# commercial rates



## LuckyLuke (Jun 1, 2015)

Almost everyone will say no one can answer that but yourself. We don't know your overhead costs (benefits, shop, vehicles, insurance etc etc etc) or your rates for your employees. This is something you should discuss with your accountant after you decide what profit margin you would expect to make.


----------



## 480sparky (Sep 20, 2007)

Your rates will depend solely on_ your _costs of being in business, not anyone else's.


----------



## telsa (May 22, 2015)

texasjourneyman2323 said:


> I am bidding a commercial new construction job 20k sq ft 2 journeyman, 2 apprentices. what is a competitive labor rate to use for quote. haven't done many of these, looking for some advice on this. thx


Act as if YOU were a j-man looking for work.
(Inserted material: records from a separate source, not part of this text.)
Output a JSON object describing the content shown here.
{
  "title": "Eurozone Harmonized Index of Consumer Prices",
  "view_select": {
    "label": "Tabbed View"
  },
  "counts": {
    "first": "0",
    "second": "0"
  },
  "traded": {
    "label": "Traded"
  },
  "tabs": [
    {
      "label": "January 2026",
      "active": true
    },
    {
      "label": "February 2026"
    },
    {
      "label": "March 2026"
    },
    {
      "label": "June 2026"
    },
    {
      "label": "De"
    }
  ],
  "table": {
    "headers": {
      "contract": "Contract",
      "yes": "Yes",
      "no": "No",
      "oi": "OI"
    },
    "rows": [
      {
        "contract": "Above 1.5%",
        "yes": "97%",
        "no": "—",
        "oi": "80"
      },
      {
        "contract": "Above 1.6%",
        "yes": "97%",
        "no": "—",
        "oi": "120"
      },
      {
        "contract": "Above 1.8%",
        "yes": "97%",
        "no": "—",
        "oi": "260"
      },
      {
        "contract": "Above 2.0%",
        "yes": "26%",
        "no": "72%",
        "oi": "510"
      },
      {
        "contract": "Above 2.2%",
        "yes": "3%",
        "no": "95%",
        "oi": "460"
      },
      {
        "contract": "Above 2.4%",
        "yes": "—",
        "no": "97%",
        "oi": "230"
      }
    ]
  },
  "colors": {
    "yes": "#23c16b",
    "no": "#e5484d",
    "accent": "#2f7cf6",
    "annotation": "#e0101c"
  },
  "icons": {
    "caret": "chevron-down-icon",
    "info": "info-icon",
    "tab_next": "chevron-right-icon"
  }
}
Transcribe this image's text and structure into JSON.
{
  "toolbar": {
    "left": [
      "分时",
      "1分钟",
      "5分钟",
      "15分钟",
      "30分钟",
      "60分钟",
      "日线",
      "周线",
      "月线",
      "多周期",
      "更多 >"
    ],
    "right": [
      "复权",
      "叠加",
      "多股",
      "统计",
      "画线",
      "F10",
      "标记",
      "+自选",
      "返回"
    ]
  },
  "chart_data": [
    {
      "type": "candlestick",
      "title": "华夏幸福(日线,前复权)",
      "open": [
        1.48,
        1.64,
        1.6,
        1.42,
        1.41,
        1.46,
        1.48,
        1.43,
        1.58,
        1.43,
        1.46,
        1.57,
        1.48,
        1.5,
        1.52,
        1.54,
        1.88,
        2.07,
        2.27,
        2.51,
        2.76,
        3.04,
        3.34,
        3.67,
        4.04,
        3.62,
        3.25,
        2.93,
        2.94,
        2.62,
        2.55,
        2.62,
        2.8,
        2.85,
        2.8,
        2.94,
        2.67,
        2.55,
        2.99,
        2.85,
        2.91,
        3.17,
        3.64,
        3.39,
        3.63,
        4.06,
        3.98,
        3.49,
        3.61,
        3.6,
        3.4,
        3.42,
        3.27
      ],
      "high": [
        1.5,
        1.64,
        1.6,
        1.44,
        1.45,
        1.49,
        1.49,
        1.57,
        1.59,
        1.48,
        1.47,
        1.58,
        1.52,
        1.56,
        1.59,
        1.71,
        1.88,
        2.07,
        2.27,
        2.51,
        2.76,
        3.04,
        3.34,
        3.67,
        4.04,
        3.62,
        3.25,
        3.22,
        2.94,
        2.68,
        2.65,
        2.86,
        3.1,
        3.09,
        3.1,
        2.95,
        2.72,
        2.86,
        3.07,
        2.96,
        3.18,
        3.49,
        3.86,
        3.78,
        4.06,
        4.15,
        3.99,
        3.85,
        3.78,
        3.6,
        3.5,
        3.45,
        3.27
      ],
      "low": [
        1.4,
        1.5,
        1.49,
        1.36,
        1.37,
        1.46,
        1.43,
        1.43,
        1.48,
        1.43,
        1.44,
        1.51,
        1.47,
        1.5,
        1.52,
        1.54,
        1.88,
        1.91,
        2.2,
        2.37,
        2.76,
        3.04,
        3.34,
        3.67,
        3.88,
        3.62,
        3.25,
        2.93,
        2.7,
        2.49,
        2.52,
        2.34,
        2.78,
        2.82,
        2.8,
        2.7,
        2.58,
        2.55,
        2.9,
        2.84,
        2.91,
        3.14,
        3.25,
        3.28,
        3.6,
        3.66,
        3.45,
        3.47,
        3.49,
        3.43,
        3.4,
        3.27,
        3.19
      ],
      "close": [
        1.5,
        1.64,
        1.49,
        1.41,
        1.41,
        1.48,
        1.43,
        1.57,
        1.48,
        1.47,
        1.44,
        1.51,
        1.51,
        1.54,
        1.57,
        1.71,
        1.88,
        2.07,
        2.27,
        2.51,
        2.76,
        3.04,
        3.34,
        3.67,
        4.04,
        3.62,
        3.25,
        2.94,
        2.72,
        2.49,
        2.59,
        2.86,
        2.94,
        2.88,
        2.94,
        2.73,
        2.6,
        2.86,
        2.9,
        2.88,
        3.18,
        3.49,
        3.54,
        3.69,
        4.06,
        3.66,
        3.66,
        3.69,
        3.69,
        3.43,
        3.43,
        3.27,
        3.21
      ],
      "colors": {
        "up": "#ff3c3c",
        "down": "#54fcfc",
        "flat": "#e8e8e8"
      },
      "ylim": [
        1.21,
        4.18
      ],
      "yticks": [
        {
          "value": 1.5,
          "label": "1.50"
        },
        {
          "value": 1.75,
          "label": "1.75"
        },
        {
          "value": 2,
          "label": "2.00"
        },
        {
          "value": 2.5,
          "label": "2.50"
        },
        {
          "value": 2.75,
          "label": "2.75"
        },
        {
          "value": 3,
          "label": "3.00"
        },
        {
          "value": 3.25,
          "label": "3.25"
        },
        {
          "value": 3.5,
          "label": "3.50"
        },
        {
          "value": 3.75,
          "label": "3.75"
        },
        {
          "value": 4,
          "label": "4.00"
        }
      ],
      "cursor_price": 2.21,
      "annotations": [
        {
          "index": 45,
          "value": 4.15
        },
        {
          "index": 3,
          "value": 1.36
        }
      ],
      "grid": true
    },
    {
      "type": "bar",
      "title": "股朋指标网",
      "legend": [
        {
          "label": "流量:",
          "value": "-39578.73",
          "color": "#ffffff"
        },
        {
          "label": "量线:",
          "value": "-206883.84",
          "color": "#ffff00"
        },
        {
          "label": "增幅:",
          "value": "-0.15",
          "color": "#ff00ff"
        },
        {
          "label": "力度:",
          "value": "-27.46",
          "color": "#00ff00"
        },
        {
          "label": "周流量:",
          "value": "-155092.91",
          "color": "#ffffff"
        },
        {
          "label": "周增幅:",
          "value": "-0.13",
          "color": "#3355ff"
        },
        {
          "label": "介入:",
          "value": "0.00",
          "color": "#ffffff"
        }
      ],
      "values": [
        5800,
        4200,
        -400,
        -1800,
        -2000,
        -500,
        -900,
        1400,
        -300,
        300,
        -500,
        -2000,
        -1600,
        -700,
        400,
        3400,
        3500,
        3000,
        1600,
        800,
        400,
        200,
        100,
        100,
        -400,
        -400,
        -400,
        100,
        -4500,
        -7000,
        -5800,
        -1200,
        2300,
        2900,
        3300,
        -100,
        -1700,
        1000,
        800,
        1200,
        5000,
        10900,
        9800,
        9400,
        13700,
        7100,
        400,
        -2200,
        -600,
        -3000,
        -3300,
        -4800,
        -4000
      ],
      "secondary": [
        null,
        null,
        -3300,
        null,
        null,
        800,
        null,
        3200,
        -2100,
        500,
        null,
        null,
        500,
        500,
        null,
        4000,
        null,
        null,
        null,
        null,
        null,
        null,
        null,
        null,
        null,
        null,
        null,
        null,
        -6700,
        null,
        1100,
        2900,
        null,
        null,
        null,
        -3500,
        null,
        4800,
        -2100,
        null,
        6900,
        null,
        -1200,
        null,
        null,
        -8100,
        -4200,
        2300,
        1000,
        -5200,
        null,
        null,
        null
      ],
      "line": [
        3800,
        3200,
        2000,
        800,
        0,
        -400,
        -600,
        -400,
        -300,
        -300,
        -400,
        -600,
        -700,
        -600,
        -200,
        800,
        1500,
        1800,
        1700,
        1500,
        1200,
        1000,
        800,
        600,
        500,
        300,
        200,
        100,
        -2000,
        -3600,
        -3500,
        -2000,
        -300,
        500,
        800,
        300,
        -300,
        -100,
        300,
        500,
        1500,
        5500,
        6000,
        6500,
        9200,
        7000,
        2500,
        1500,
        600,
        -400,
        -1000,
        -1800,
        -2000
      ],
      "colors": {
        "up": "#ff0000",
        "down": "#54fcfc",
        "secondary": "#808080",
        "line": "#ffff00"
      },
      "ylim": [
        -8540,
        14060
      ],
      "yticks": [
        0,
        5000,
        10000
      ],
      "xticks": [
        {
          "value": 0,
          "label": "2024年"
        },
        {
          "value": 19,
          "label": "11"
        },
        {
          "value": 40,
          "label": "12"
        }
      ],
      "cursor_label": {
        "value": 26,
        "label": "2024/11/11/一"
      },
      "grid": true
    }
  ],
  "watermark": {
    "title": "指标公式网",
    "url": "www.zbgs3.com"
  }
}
What's the proffered rate on CraigsList in your town ?

What's union scale ?

If you've got your boys lined up -- what are they asking ?

THEN multiply by the mandatory add-ons: FICA, W/C on and on they go.

Typically you must use a 25% boost -- looking to duck 0bamacare tax.

So a nominal rate of $25 becomes $ 31.25 -- the REAL income that he's earning and you are spending.

The difference = mandatory spending -- performed in the employee's name -- by Big Government. Yes, 20% of his income is PRE-spent by the government.

$ 6.25 -- he earned it -- but never gets to see it.

ALL government mandated benefits solely consist of pre-spending income that you had to earn yourself.

There can be no other source.


----------



## AllWIRES (Apr 10, 2014)

You absolutely have to know your costs. 

Only than can you bid for profit.


----------